Muriel Gray says that books by female authors are far too often about ‘motherhood, boyfriend troubles and tiny family dramas’. So far, so Careless. However, Deborah Robertson’s book is far removed from most of the trashy chick-lit cluttering up bookshelves today. Whilst these ‘tiny family dramas’ existing as three separate stories would most likely be exactly what Gray laments over in women’s literature, what Robertson has done, via the memorial, is turned them into a neat storyline that impacts more than those directly involved with the main plots. In the epilogue, when plans for the memorial have been finalised, one character says that ‘It looks like one of those memorials you can take your own grief to’, and this is, I think, what Robertson wants the reader to remember. Whilst an individual death rarely affects more than a handful of people, the feeling of grief is universal. This is what links not only the characters in the story, but anybody who at some point in their life has experienced the same emptiness the characters feel after losing their loved ones.

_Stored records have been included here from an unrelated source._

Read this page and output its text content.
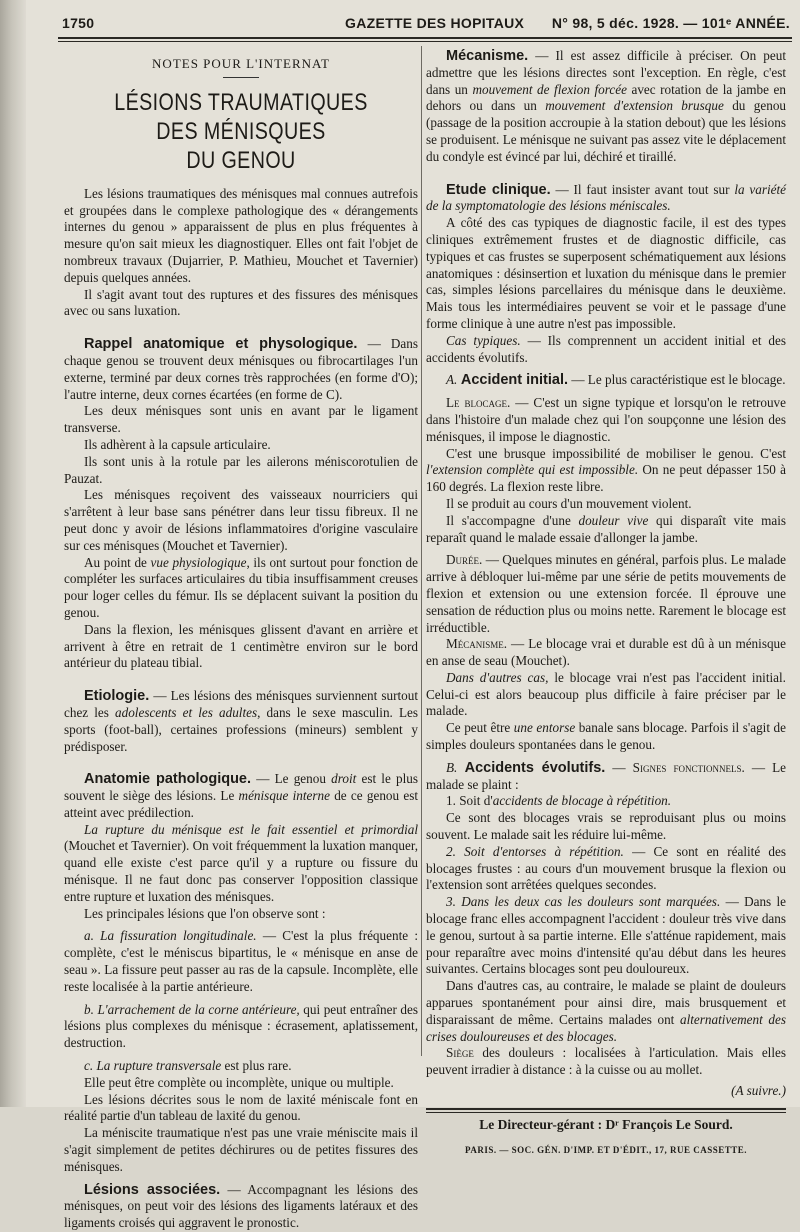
1750	GAZETTE DES HOPITAUX N° 98, 5 déc. 1928. — 101ᵉ ANNÉE.
NOTES POUR L'INTERNAT
LÉSIONS TRAUMATIQUES DES MÉNISQUES
DU GENOU

Les lésions traumatiques des ménisques mal connues autrefois et groupées dans le complexe pathologique des « dérangements internes du genou » apparaissent de plus en plus fréquentes à mesure qu'on sait mieux les diagnostiquer. Elles ont fait l'objet de nombreux travaux (Dujarrier, P. Mathieu, Mouchet et Tavernier) depuis quelques années.

Il s'agit avant tout des ruptures et des fissures des ménisques avec ou sans luxation.

Rappel anatomique et physologique. — Dans chaque genou se trouvent deux ménisques ou fibrocartilages l'un externe, terminé par deux cornes très rapprochées (en forme d'O); l'autre interne, deux cornes écartées (en forme de C).

Les deux ménisques sont unis en avant par le ligament transverse.

Ils adhèrent à la capsule articulaire.

Ils sont unis à la rotule par les ailerons méniscorotulien de Pauzat.

Les ménisques reçoivent des vaisseaux nourriciers qui s'arrêtent à leur base sans pénétrer dans leur tissu fibreux. Il ne peut donc y avoir de lésions inflammatoires d'origine vasculaire sur ces ménisques (Mouchet et Tavernier).

Au point de vue physiologique, ils ont surtout pour fonction de compléter les surfaces articulaires du tibia insuffisamment creuses pour loger celles du fémur. Ils se déplacent suivant la position du genou.

Dans la flexion, les ménisques glissent d'avant en arrière et arrivent à être en retrait de 1 centimètre environ sur le bord antérieur du plateau tibial.

Etiologie. — Les lésions des ménisques surviennent surtout chez les adolescents et les adultes, dans le sexe masculin. Les sports (foot-ball), certaines professions (mineurs) semblent y prédisposer.

Anatomie pathologique. — Le genou droit est le plus souvent le siège des lésions. Le ménisque interne de ce genou est atteint avec prédilection.

La rupture du ménisque est le fait essentiel et primordial (Mouchet et Tavernier). On voit fréquemment la luxation manquer, quand elle existe c'est parce qu'il y a rupture ou fissure du ménisque. Il ne faut donc pas conserver l'opposition classique entre rupture et luxation des ménisques.

Les principales lésions que l'on observe sont :

a. La fissuration longitudinale. — C'est la plus fréquente : complète, c'est le méniscus bipartitus, le « ménisque en anse de seau ». La fissure peut passer au ras de la capsule. Incomplète, elle reste localisée à la partie antérieure.

b. L'arrachement de la corne antérieure, qui peut entraîner des lésions plus complexes du ménisque : écrasement, aplatissement, destruction.

c. La rupture transversale est plus rare.

Elle peut être complète ou incomplète, unique ou multiple.

Les lésions décrites sous le nom de laxité méniscale font en réalité partie d'un tableau de laxité du genou.

La méniscite traumatique n'est pas une vraie méniscite mais il s'agit simplement de petites déchirures ou de petites fissures des ménisques.

Lésions associées. — Accompagnant les lésions des ménisques, on peut voir des lésions des ligaments latéraux et des ligaments croisés qui aggravent le pronostic.

Mécanisme. — Il est assez difficile à préciser. On peut admettre que les lésions directes sont l'exception. En règle, c'est dans un mouvement de flexion forcée avec rotation de la jambe en dehors ou dans un mouvement d'extension brusque du genou (passage de la position accroupie à la station debout) que les lésions se produisent. Le ménisque ne suivant pas assez vite le déplacement du condyle est évincé par lui, déchiré et tiraillé.

Etude clinique. — Il faut insister avant tout sur la variété de la symptomatologie des lésions méniscales.

A côté des cas typiques de diagnostic facile, il est des types cliniques extrêmement frustes et de diagnostic difficile, cas typiques et cas frustes se superposent schématiquement aux lésions anatomiques : désinsertion et luxation du ménisque dans le premier cas, simples lésions parcellaires du ménisque dans le deuxième. Mais tous les intermédiaires peuvent se voir et le passage d'une forme clinique à une autre n'est pas impossible.

Cas typiques. — Ils comprennent un accident initial et des accidents évolutifs.

A. Accident initial. — Le plus caractéristique est le blocage.

Le blocage. — C'est un signe typique et lorsqu'on le retrouve dans l'histoire d'un malade chez qui l'on soupçonne une lésion des ménisques, il impose le diagnostic.

C'est une brusque impossibilité de mobiliser le genou. C'est l'extension complète qui est impossible. On ne peut dépasser 150 à 160 degrés. La flexion reste libre.

Il se produit au cours d'un mouvement violent.

Il s'accompagne d'une douleur vive qui disparaît vite mais reparaît quand le malade essaie d'allonger la jambe.

Durée. — Quelques minutes en général, parfois plus. Le malade arrive à débloquer lui-même par une série de petits mouvements de flexion et extension ou une extension forcée. Il éprouve une sensation de réduction plus ou moins nette. Rarement le blocage est irréductible.

Mécanisme. — Le blocage vrai et durable est dû à un ménisque en anse de seau (Mouchet).

Dans d'autres cas, le blocage vrai n'est pas l'accident initial. Celui-ci est alors beaucoup plus difficile à faire préciser par le malade.

Ce peut être une entorse banale sans blocage. Parfois il s'agit de simples douleurs spontanées dans le genou.

B. Accidents évolutifs. — Signes fonctionnels. — Le malade se plaint :

1. Soit d'accidents de blocage à répétition.

Ce sont des blocages vrais se reproduisant plus ou moins souvent. Le malade sait les réduire lui-même.

2. Soit d'entorses à répétition. — Ce sont en réalité des blocages frustes : au cours d'un mouvement brusque la flexion ou l'extension sont arrêtées quelques secondes.

3. Dans les deux cas les douleurs sont marquées. — Dans le blocage franc elles accompagnent l'accident : douleur très vive dans le genou, surtout à sa partie interne. Elle s'atténue rapidement, mais pour reparaître avec moins d'intensité qu'au début dans les heures suivantes. Certains blocages sont peu douloureux.

Dans d'autres cas, au contraire, le malade se plaint de douleurs apparues spontanément pour ainsi dire, mais brusquement et disparaissant de même. Certains malades ont alternativement des crises douloureuses et des blocages.

Siège des douleurs : localisées à l'articulation. Mais elles peuvent irradier à distance : à la cuisse ou au mollet.

(A suivre.)
Le Directeur-gérant : Dʳ François Le Sourd.
PARIS. — SOC. GÉN. D'IMP. ET D'ÉDIT., 17, RUE CASSETTE.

One particular talent that Robertson seems to have is being able to portray feelings – I often found myself startled by how well she puts into words emotions that many us will have felt, and the way in which the story slips between the past and the present shows just how raw and how real these emotions, and the characters’ grief, still are. Robertson also achieves a great deal in terms of characterisation. She makes it impossible for the reader not to feel moved by Pearl, for example, who is written about in very simplistic, child-like terms, but whose thoughts and feelings are probably more complex than those of most people twice her age. And it’s natural to feel it shouldn’t be like this, that so much shouldn’t happen to someone who is so young and innocent, that she should be such a sharp contrast to her childish mother, who Robertson suggests we shouldn’t really blame, and even more of a contrast to the narcissistic Adam, who even the most cold-hearted of readers would take an instant disliking to.

The book has been criticised as being too heavy on dialogue and really leading nowhere, and there is perhaps an element of truth in both of these claims. There certainly is a lot of dialogue at times, and at the end it is hard to see what has changed since the initial events of the story. There is no doubt a purpose to this however. Firstly, the dialogue can really help the readers to understand and empathise with the characters better, from the simplicity and beauty in Sonia and her husband’s short exchanges, to the tension and awkwardness often present in conversations between Pearl and her mother Lily. Secondly, in terms of where the story leads, the reader may well be left wondering whether there really has been any kind of redemption; this is, after all, what is being sought throughout the book. What Robertson seems to be pushing at is that sometimes there is no justification, no reason for what happens, or maybe this is just what we’ve come to expect with our postmodern and cynical view of the world.

Nevertheless, the most positive part of the story is found towards the end, with some of the characters beginning to accept and come to terms with their grief. But at the same time, Robertson reminds us, never forgetting what they have lost.